David Cameron sur ITV, mardi 7 juin. | MATT FROST/AFP

Souveraineté retrouvée et immigration contrôlée en cas de « Brexit » (vote « out ») ; stabilité économique et influence dans le monde préservées en cas de maintien dans l’UE (vote « in ») : à seize jours du référendum sur l’Europe, l’émission sur ITV, qui a opposé le premier ministre britannique, David Cameron, au chef du parti de droite populiste UKIP, Nigel Farage, mardi 7 juin, n’a pas renouvelé les arguments répétés à satiété depuis des semaines et dont le public commence à se lasser.
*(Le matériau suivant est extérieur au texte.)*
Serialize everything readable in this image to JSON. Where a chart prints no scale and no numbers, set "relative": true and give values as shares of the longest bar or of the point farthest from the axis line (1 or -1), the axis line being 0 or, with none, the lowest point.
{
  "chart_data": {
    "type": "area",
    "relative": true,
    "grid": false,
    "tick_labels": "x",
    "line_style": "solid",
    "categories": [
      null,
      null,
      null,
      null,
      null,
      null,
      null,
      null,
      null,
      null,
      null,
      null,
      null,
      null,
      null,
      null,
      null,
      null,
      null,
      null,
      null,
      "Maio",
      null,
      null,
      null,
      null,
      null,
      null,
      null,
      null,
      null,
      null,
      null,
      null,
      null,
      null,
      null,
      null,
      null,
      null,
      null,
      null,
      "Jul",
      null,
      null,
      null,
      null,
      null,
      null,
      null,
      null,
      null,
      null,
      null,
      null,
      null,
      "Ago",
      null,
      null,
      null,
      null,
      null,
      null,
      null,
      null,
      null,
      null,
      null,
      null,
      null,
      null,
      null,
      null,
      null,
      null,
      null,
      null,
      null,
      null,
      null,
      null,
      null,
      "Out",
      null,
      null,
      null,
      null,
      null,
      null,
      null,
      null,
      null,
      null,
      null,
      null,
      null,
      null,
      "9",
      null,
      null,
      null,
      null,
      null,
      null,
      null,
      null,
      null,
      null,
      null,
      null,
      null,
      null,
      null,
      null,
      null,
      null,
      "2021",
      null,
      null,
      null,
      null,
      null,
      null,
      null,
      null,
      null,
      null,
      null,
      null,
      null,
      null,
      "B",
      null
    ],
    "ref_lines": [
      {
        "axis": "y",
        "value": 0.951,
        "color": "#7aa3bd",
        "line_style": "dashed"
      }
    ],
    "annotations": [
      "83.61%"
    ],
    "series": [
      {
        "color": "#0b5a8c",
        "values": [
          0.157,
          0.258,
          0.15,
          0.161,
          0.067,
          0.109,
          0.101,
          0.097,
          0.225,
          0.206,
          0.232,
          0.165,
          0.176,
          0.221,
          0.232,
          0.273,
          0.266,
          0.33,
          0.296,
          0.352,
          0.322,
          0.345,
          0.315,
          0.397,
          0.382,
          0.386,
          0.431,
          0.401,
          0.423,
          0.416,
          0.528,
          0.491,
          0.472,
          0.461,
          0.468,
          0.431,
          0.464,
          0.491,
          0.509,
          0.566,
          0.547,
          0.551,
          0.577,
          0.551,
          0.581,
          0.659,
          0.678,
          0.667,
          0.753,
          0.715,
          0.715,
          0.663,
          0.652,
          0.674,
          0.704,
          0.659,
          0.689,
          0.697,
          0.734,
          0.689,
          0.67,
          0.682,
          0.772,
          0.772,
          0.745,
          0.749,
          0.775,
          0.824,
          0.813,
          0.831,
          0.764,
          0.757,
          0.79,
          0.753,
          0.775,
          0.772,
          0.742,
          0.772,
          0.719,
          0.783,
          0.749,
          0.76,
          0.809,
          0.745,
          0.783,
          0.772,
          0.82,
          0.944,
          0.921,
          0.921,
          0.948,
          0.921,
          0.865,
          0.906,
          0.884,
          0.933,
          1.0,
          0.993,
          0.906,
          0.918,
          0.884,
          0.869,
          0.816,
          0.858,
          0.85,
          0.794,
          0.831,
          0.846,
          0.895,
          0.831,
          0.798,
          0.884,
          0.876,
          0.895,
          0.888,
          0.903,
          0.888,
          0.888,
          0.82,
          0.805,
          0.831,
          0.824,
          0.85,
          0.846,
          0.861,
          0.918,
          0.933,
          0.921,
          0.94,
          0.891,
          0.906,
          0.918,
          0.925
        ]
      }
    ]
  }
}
Mais, alors qu’aucun camp ne parvient à prendre nettement l’avantage (le « in » est à 51 % selon la moyenne des six derniers sondages), M. Cameron s’est montré nettement plus brillant et percutant que son adversaire, sans cesse sur la défensive.

Le format de l’émission avait été conçu sur mesure pour le premier ministre : refusant de débattre avec son camarade de parti, Boris Johnson, l’autre leader du camp du « Brexit », pour ne pas étaler un peu plus les divisions des tories, M. Cameron avait choisi d’apparaître en même temps que M. Farage, que ses outrances font considérer comme un repoussoir. Mais pas question pour le premier ministre conservateur de faire l’honneur au chef du Parti pour l’indépendance du Royaume-Uni (UKIP), qui est pourtant à l’origine de l’idée de ce référendum, de débattre avec lui. Les deux hommes ont donc fait face successivement aux questions assez scolaires, gentiment lues par de « vraies gens » triés sur le volet.

« Pas des dégonflés »

Habitué à emballer ses auditeurs en jouant de son sens de l’humour et de la répartie, Nigel Farage a été contraint à un registre technique qui ne lui convient guère. Amené à convenir que l’immigration bénéficie à l’économie, il a affirmé la nécessité de contrôler les arrivées pour des raisons « culturelles ». Mais son algarade avec une spectatrice, qui lui reprochait d’avoir qualifié les agressions sexuelles par des migrants commises à Cologne de « bombe nucléaire » pour le référendum britannique, a surtout exposé sa nervosité et la confusion permanente qu’il entretient entre migrants européens et non européens.

Le retour à des passeports purement britanniques après une sortie de l’UE permettra, selon lui, de contrôler les Européens. Appelé par un auditoire hostile à dépeindre les conséquences d’un « Brexit » pour l’économie et l’emploi, il a peiné à expliquer comment Londres pourrait conserver l’accès au marché unique tout en fermant ses frontières aux personnes.

Intervenant à dessein en second, M. Cameron a pris un malin plaisir à répondre aux arguments de M. Farage en citant au maximum son nom censé effrayer l’électeur. « M. Farage est si pressé de quitter l’UE qu’il est prêt à sacrifier l’emploi, a argumenté le premier ministre. Nous ne voulons pas de la petite Angleterre de M. Farage, nous voulons la Grande-Bretagne. » M. Cameron dépeint la catastrophe économique que provoquerait, selon lui, un divorce avec l’UE : « Si comme moi vous aimez ce pays, n’affaiblissez pas son économie, ne réduisez pas son poids dans le monde, ne mettez pas en danger son unité. »

Pour la première fois, M. Cameron a reconnu qu’un vote « out » pourrait conduire les Ecossais, qui ne veulent pas sortir de l’UE, à revendiquer un nouveau référendum sur l’indépendance. Sans jamais manifester la moindre sympathie à l’égard des institutions européennes, le premier ministre à cependant plaidé pour y rester « afin de défendre nos intérêts économiques » et parce que, a-t-il lancé, « nous ne sommes pas des dégonflés ». Se posant en « patriote », registre cher à M. Farage, il a promis une « plus grande Grande-Bretagne » à l’intérieur de l’UE.

Jeudi soir, l’ennemi intime du premier ministre, Boris Johnson, qui dirige la campagne du « out » et rêve de l’expulser de Downing Street, fera face lors d’un débat télévisé à trois femmes responsables politiques dont la chef des indépendantistes écossais, Nicola Sturgeon. Mais le face-à-face entre « Boris » et « Dave », qui fait déjà l’affiche du référendum, n’aura pas lieu sur les écrans d’ici au vote du 23 juin.